The embodiment of the Tropicalia trend, Carmen Miranda is certainly an icon of style with her signature turbans decorated with feathers, ruffles of fabrics and fruit, colourful and sequinned gowns, oversized jewellery pieces and peep toe style platform heels inspired by Portuguese clogs.
Usually covered in sequins, rhinestones and stones, the shoes, originally commissioned by Miranda to an orthopaedic cobbler in Rio de Janeiro to make her look higher (she was just 5 ft tall), sparked a trend after the star started wearing them.
While she definitely created a colourful aesthetic that appealed to Hollywood in the '40s, her ensembles were also deemed controversial as they were inspired by the outfits of Afro-Brazilian female street vendors in colonial times and in particular by the lace tops, gold jewellery and cloth turbans of the Baianas (women from Bahia) and by the trays of fruit and produce that these women often carried on their heads.
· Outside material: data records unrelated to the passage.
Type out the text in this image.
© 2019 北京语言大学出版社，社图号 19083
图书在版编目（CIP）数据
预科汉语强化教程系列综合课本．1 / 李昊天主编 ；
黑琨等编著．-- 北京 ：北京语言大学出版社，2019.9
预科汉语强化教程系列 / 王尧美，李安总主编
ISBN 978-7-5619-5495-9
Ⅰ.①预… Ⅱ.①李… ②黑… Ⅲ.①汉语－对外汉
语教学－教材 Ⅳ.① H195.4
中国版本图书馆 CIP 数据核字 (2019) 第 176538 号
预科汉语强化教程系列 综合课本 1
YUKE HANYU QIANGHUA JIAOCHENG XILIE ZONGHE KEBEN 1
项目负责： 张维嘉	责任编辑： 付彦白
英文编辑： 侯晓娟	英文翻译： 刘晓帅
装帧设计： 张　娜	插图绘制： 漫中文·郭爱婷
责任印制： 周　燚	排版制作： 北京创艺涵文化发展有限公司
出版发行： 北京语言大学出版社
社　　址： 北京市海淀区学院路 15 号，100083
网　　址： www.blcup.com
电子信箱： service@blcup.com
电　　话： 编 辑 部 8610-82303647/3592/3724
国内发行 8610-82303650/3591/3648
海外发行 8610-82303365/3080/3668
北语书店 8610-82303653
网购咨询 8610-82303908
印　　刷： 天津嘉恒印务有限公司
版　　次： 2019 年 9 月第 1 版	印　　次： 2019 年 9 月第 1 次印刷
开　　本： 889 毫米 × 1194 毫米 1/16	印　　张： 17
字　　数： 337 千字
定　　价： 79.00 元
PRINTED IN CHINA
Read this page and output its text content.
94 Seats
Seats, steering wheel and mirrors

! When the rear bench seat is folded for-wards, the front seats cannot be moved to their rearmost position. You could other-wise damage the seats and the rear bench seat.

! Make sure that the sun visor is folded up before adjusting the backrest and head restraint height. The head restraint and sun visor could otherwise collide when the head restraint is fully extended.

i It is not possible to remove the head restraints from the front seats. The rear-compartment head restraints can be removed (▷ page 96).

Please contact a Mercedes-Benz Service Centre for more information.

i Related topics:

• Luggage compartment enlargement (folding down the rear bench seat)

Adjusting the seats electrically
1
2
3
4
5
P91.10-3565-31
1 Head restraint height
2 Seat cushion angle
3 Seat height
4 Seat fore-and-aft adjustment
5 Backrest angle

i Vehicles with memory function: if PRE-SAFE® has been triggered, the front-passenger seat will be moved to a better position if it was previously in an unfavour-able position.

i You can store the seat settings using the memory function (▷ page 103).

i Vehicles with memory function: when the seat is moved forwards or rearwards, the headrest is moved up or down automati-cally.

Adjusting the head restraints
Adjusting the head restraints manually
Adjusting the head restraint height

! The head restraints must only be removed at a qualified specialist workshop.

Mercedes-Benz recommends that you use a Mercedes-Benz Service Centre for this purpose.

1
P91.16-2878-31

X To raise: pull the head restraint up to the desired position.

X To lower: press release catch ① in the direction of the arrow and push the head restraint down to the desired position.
Miranda turned their clothes around, becoming her own designer, embellishing her gowns, shoes and turbans and transforming them into the main ingredients of a very glamorous fashion cocktail.
Miranda's turbans were indeed made with more glamorous fabrics such as lamé and the fruit was obviously not real (for more fake fruit watch her in Busby Berkeley's 1943 "The Gang's All Here" (1943), as she sings "The Lady in the Tutti-Frutti Hat" among chorus girls creating a choreography with giant bananas, an image that then inspired the logo for United Fruit Company's Chiquita Banana), so, in a way, her look was a sort of exercise in appropriation that became extremely appealing in the US with wealthy white ladies.
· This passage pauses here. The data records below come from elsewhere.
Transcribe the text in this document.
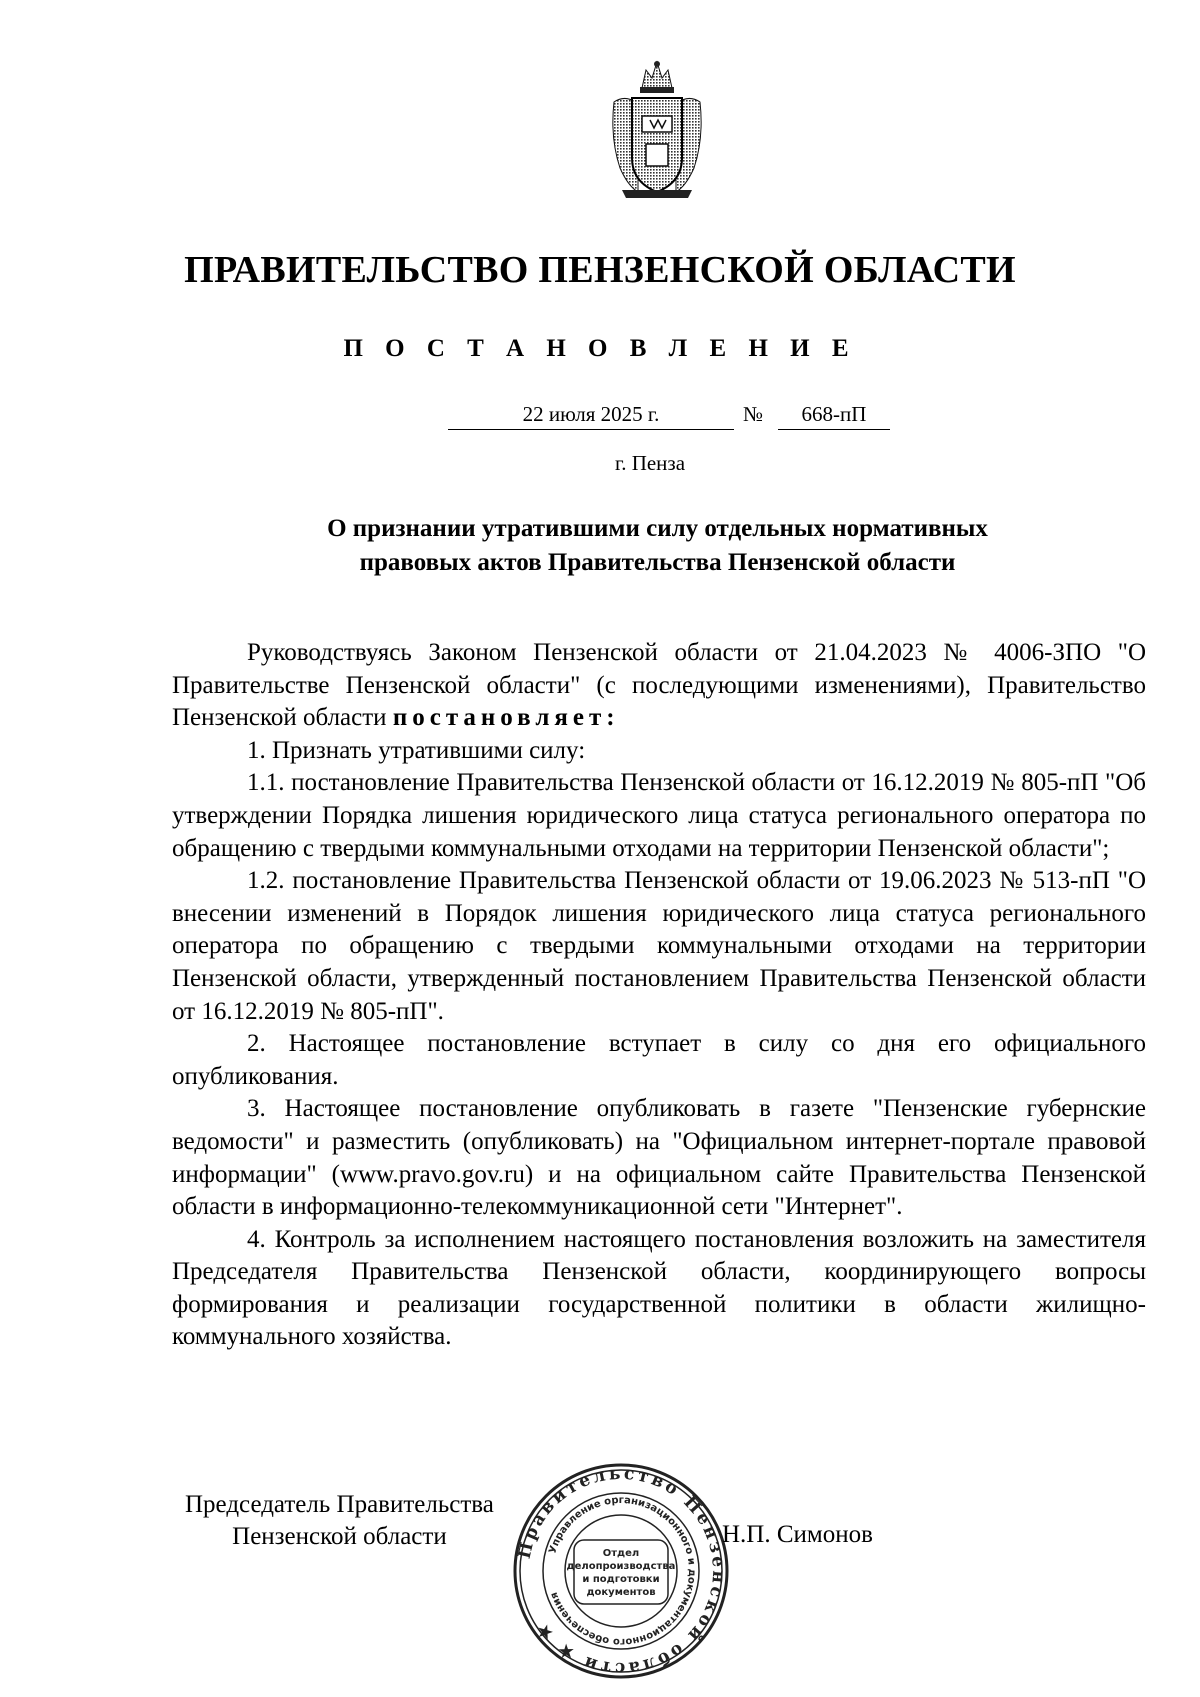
ПРАВИТЕЛЬСТВО ПЕНЗЕНСКОЙ ОБЛАСТИ
П О С Т А Н О В Л Е Н И Е
22 июля 2025 г.	№	668-пП
г. Пенза
О признании утратившими силу отдельных нормативных
правовых актов Правительства Пензенской области

Руководствуясь Законом Пензенской области от 21.04.2023 № 4006-ЗПО "О Правительстве Пензенской области" (с последующими изменениями), Правительство Пензенской области постановляет:

1. Признать утратившими силу:

1.1. постановление Правительства Пензенской области от 16.12.2019 № 805-пП "Об утверждении Порядка лишения юридического лица статуса регионального оператора по обращению с твердыми коммунальными отходами на территории Пензенской области";

1.2. постановление Правительства Пензенской области от 19.06.2023 № 513-пП "О внесении изменений в Порядок лишения юридического лица статуса регионального оператора по обращению с твердыми коммунальными отходами на территории Пензенской области, утвержденный постановлением Правительства Пензенской области от 16.12.2019 № 805-пП".

2. Настоящее постановление вступает в силу со дня его официального опубликования.

3. Настоящее постановление опубликовать в газете "Пензенские губернские ведомости" и разместить (опубликовать) на "Официальном интернет-портале правовой информации" (www.pravo.gov.ru) и на официальном сайте Правительства Пензенской области в информационно-телекоммуникационной сети "Интернет".

4. Контроль за исполнением настоящего постановления возложить на заместителя Председателя Правительства Пензенской области, координирующего вопросы формирования и реализации государственной политики в области жилищно-коммунального хозяйства.

Председатель Правительства
Пензенской области	Правительство Пензенской области ★ ★
Управление организационного и документационного обеспечения
Отдел
делопроизводства
и подготовки
документов
Н.П. Симонов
As she became popular, she ended up endorsing a variety of products including costume jewellery, turbans, and platform shoes sold in department stores (Bonwit Teller department store even had mannequins with faces and poses reproducing Miranda's), but also General Electric radios.
Portuguese-born Miranda (her family immigrated to Brazil in 1910 shortly after she was born and her real name was Maria do Carmo Miranda da Cunha) turned therefore into a fashion icon and an ambassador of samba and of Brazilian identity for the regime of Brazilian president Getúlio Vargas. Yet she was also considered as shocking and controversial for having appropriated the Baianas' looks and for playing the stereotypical role of the Latin charmer, often ending up becoming a caricature of her own self.
So if you want to channel the tropicalia look as channelled by this icon, do so, but first explore Carmen Miranda's story and remember that those extravagantly decorated turbans and frilly multi-coloured dresses hide quite a few questions about identity, native culture and appropriation.